Lo scorso 1° aprile, il Senato francese, nel quadro del progetto di legge contro il separatismo promosso dal ministro dell’Interno Gérald Darmanin, ha adottato un “emendamento Unef” che vieterà nel futuro la tenuta di “riunioni non-miste”, considerate una forma di segregazione ostile ai valori della République. L’abbandono dell’universalismo della sinistra storica a favore di una visione comunitarista all’interno dell’Unef è legato anche allo sfaldamento dei partiti appartenenti a quel campo politico. “L’Unef è sempre stata vicina ideologicamente e nella costruzione dei militanti ai partiti di sinistra, in particolare al Partito socialista, con un antirazzismo a vocazione universale. Il crollo di queste formazioni comporta anche un’evaporazione delle loro idee nel mondo sindacale. L’antirazzismo attuale dell’Unef è rivolto verso se stesso, non verso l’esterno, si guarda a partire dalle proprie ferite e le considera all’origine dell’antirazzismo”, afferma Noémie Madar.

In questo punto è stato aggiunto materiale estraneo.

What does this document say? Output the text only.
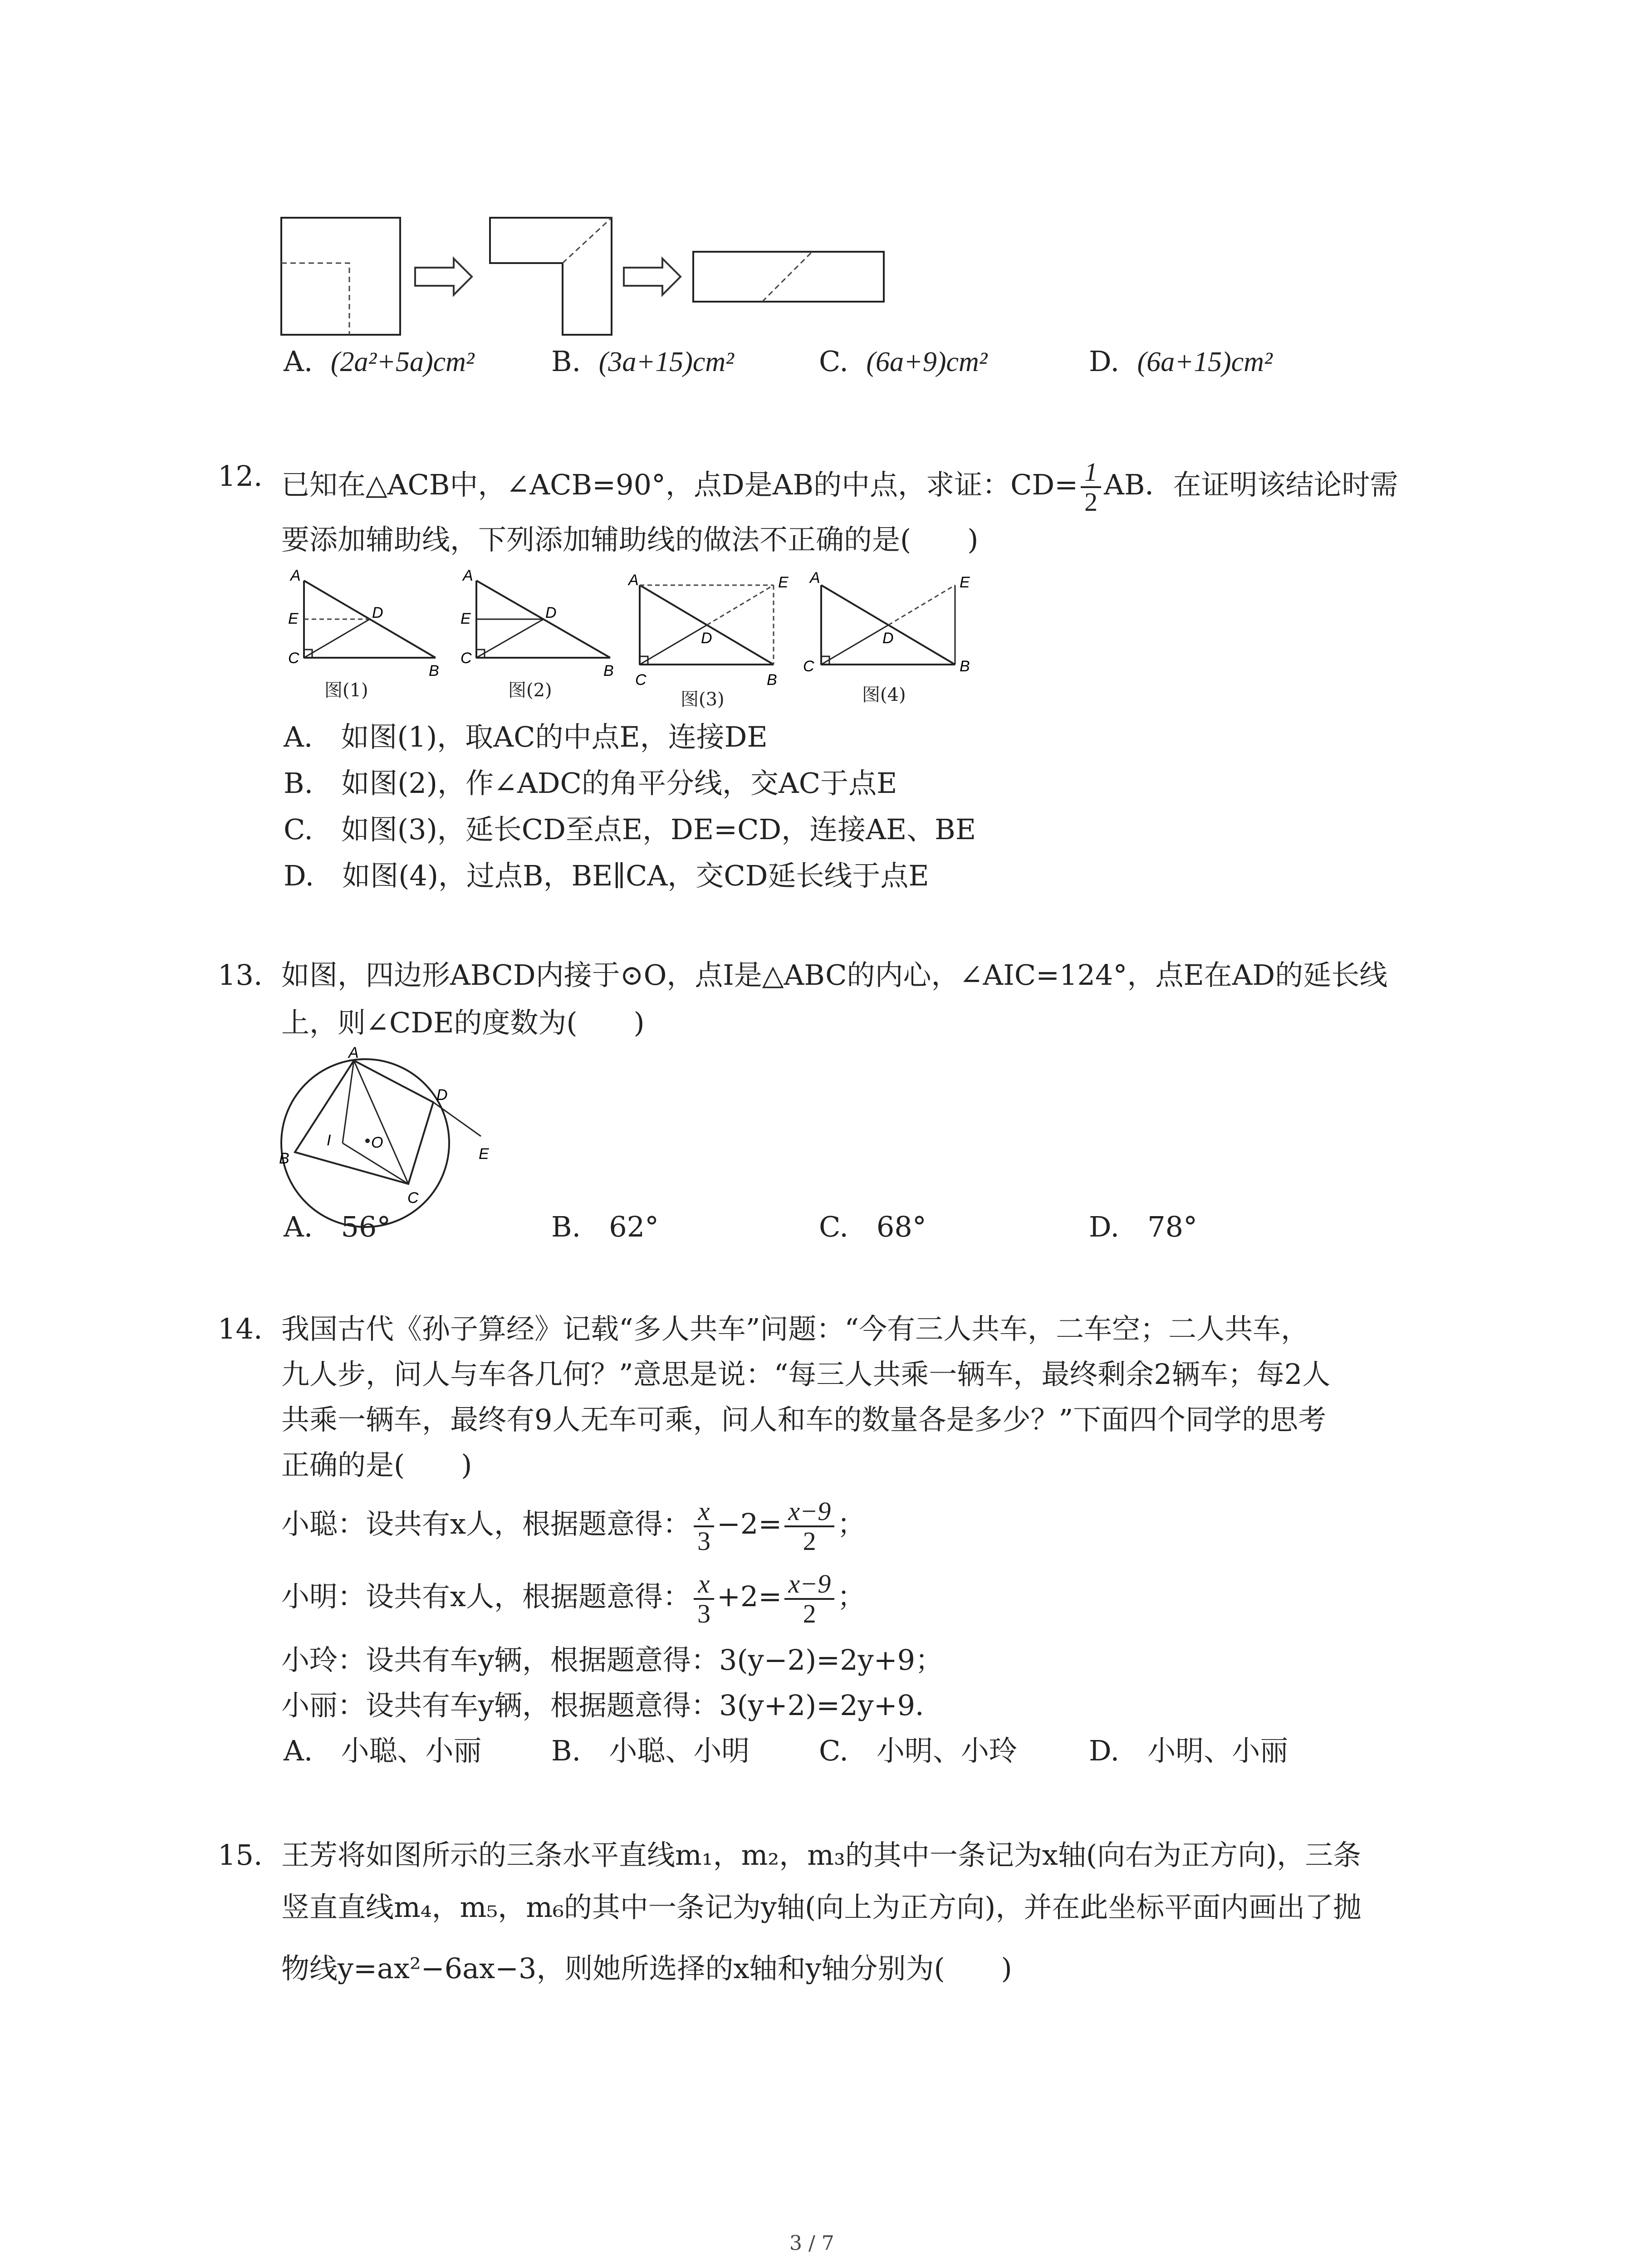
A. (2a²+5a)cm²	B. (3a+15)cm²	C. (6a+9)cm²	D. (6a+15)cm²
12. 已知在△ACB中，∠ACB=90°，点D是AB的中点，求证：$CD= \frac{1}{2}$ AB．在证明该结论时需
要添加辅助线，下列添加辅助线的做法不正确的是(　　)
A
E
C
D
B
A
E
C
D
B
A	E
C
D
B
A	E
C
D
B
图(1)	图(2)	图(3)	图(4)
A.　如图(1)，取AC的中点E，连接DE
B.　如图(2)，作∠ADC的角平分线，交AC于点E
C.　如图(3)，延长CD至点E，DE=CD，连接AE、BE
D.　如图(4)，过点B，BE∥CA，交CD延长线于点E
13. 如图，四边形ABCD内接于⊙O，点I是△ABC的内心，∠AIC=124°，点E在AD的延长线
上，则∠CDE的度数为(　　)
A
B
C
D
E
I	O
A.　56°	B.　62°	C.　68°	D.　78°
14. 我国古代《孙子算经》记载“多人共车”问题：“今有三人共车，二车空；二人共车，
九人步，问人与车各几何？”意思是说：“每三人共乘一辆车，最终剩余2辆车；每2人
共乘一辆车，最终有9人无车可乘，问人和车的数量各是多少？”下面四个同学的思考
正确的是(　　)
小聪：设共有x人，根据题意得： $\frac{x}{3} -2= \frac{x-9}{2}$ ；
小明：设共有x人，根据题意得： $\frac{x}{3} +2= \frac{x-9}{2}$ ；
小玲：设共有车y辆，根据题意得：3(y−2)=2y+9；
小丽：设共有车y辆，根据题意得：3(y+2)=2y+9．
A.　小聪、小丽 B.　小聪、小明 C.　小明、小玲	D.　小明、小丽
15. 王芳将如图所示的三条水平直线m₁，m₂，m₃的其中一条记为x轴(向右为正方向)，三条
竖直直线m₄，m₅，m₆的其中一条记为y轴(向上为正方向)，并在此坐标平面内画出了抛
物线y=ax²−6ax−3，则她所选择的x轴和y轴分别为(　　)
3 / 7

Il cambiamento è più culturale che generazionale. “Da un certo punto di vista penso che sia positivo un certo cambiamento perché la questione delle discriminazioni è sempre più pregnante nella società. Ma allo stesso tempo il militantismo razzialista dell’Unef è una forma di ripiegamento su di sé. A mio avviso non è un cambiamento generazionale, perché anche io faccio parte di quella generazione, credo sia piuttosto un movimento culturale”, sottolinea la dirigente dell’Uejf.
Il New York Times, la scorsa settimana, ha dedicato la sua prima pagina all’Unef, chiedendosi se il sindacato rappresenti l’incarnazione delle idee di ispirazione americana che minacciano i princìpi fondatori della Francia o, come sostengono i suoi dirigenti, l’avanguardia delle mutazioni francesi. “La società americana non è costruita come quella francese: la prima è un’addizione di comunità, la seconda è un’addizione di cittadini”, afferma Noémie Madar. E conclude: “La visione dell’Unef, secondo cui ogni comunità è la sola a poter comprendere il proprio dolore e parlarne, corrisponde a una visione americana. Non ha nulla a che vedere con l’universalismo francese”.